Shortly after moving to New York he joined organist Jack McDuff's band (with Dave Stryker on guitar), giving him the opportunity to meet and play with Jimmy Smith, Stanley Turrentine and George Benson. More recently, he has performed with his own groups in various New York City clubs and has been a featured soloist in Japan and Europe. Over the years, Bruce has also performed with Gary Peacock, Fred Hersch, Dave Douglas, Tom Harrell, Mark Soskin, Jim Pepper, Randy Brecker, Paul McCandless, Toshiko Akiyoshi Orchestra and many other jazz notables. Bruce can be heard on more than fifty recordings playing saxophones, clarinet, bass clarinet, flute, piccolo, piano and synthesizer.
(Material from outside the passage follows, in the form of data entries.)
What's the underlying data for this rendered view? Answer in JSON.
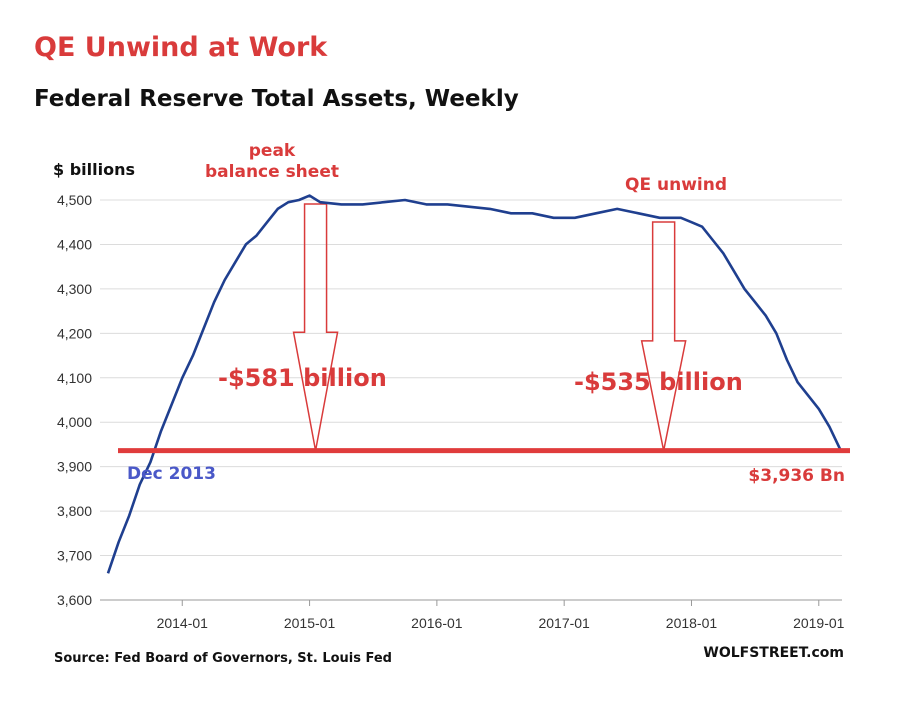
{
  "chart_data": {
    "type": "line",
    "title": "QE Unwind at Work",
    "subtitle": "Federal Reserve Total Assets, Weekly",
    "ylabel": "$ billions",
    "xlabel": "",
    "ylim": [
      3600,
      4500
    ],
    "yticks": [
      "3,600",
      "3,700",
      "3,800",
      "3,900",
      "4,000",
      "4,100",
      "4,200",
      "4,300",
      "4,400",
      "4,500"
    ],
    "xticks": [
      "2014-01",
      "2015-01",
      "2016-01",
      "2017-01",
      "2018-01",
      "2019-01"
    ],
    "grid": "horizontal",
    "line_color": "#1f3f8f",
    "annotation_color": "#d93b3b",
    "baseline_color": "#e03c3c",
    "start_label_color": "#4a58c8",
    "baseline": 3936,
    "series": [
      {
        "x": [
          "2013-06",
          "2013-07",
          "2013-08",
          "2013-09",
          "2013-10",
          "2013-11",
          "2013-12",
          "2014-01",
          "2014-02",
          "2014-03",
          "2014-04",
          "2014-05",
          "2014-06",
          "2014-07",
          "2014-08",
          "2014-09",
          "2014-10",
          "2014-11",
          "2014-12",
          "2015-01",
          "2015-02",
          "2015-04",
          "2015-06",
          "2015-08",
          "2015-10",
          "2015-12",
          "2016-02",
          "2016-04",
          "2016-06",
          "2016-08",
          "2016-10",
          "2016-12",
          "2017-02",
          "2017-04",
          "2017-06",
          "2017-08",
          "2017-10",
          "2017-12",
          "2018-01",
          "2018-02",
          "2018-03",
          "2018-04",
          "2018-05",
          "2018-06",
          "2018-07",
          "2018-08",
          "2018-09",
          "2018-10",
          "2018-11",
          "2018-12",
          "2019-01",
          "2019-02",
          "2019-03"
        ],
        "values": [
          3660,
          3730,
          3790,
          3860,
          3910,
          3980,
          4040,
          4100,
          4150,
          4210,
          4270,
          4320,
          4360,
          4400,
          4420,
          4450,
          4480,
          4495,
          4500,
          4510,
          4495,
          4490,
          4490,
          4495,
          4500,
          4490,
          4490,
          4485,
          4480,
          4470,
          4470,
          4460,
          4460,
          4470,
          4480,
          4470,
          4460,
          4460,
          4450,
          4440,
          4410,
          4380,
          4340,
          4300,
          4270,
          4240,
          4200,
          4140,
          4090,
          4060,
          4030,
          3990,
          3940
        ]
      }
    ],
    "annotations": {
      "peak_line1": "peak",
      "peak_line2": "balance sheet",
      "peak_amount": "-$581 billion",
      "unwind_label": "QE unwind",
      "unwind_amount": "-$535 billion",
      "start_label": "Dec 2013",
      "end_label": "$3,936 Bn"
    }
  },
  "source": "Source: Fed Board of Governors, St. Louis Fed",
  "brand": "WOLFSTREET.com"
}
In New York City's theater world, he has performed in many of Julie Taymor's productions; Juan Darien at Lincoln Center (1996), Lion King at the New Amsterdam Theater (1998) and The Green Bird at the Cort Theater (2000). He also performs regularly in the orchestras of many Broadway shows. In film, Bruce has been a featured soloist in many of Elliot Goldenthal's filmscores; Butcher Boy, In Dreams, Public Enemies, Titus, Frida (Academy-award winning score - 2003), and Across The Universe (the last three directed by Taymor). Bruce was also featured with the American Ballet Theatre Orchestra in Goldenthal's 1997 ballet Othello (choreographed by Lar Lubovitch) and with the NYC Opera Orchestra in the 2006 Taymor/Goldenthal opera Grendel performed at Lincoln Center.
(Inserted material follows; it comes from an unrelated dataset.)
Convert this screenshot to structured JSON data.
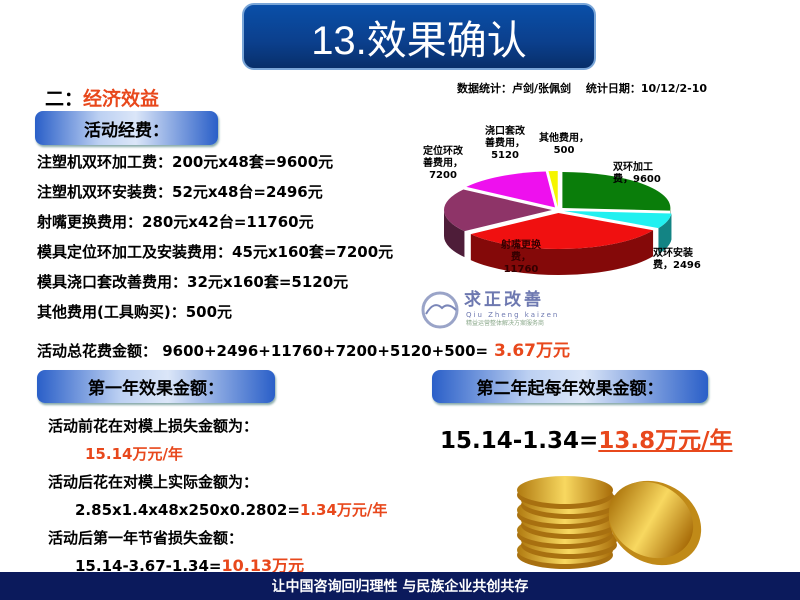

Bruce has been awarded Jazz Composition grants from the National Endowment for the Arts and The Armour Foundation. His compositions can be heard on various recordings, including his Timeless CD Big City Magic, the Turtle Island String Quartet CD Metropolis and a recent release called Resonance. A new quartet recording on Origin Records, Standard Transmission (with Art Lande) will be available this summer (2010)_ Bruce is currently on the Music Faculty at Bennington College in Vermont and has been a jazz clinician in both the U.S. and Europe.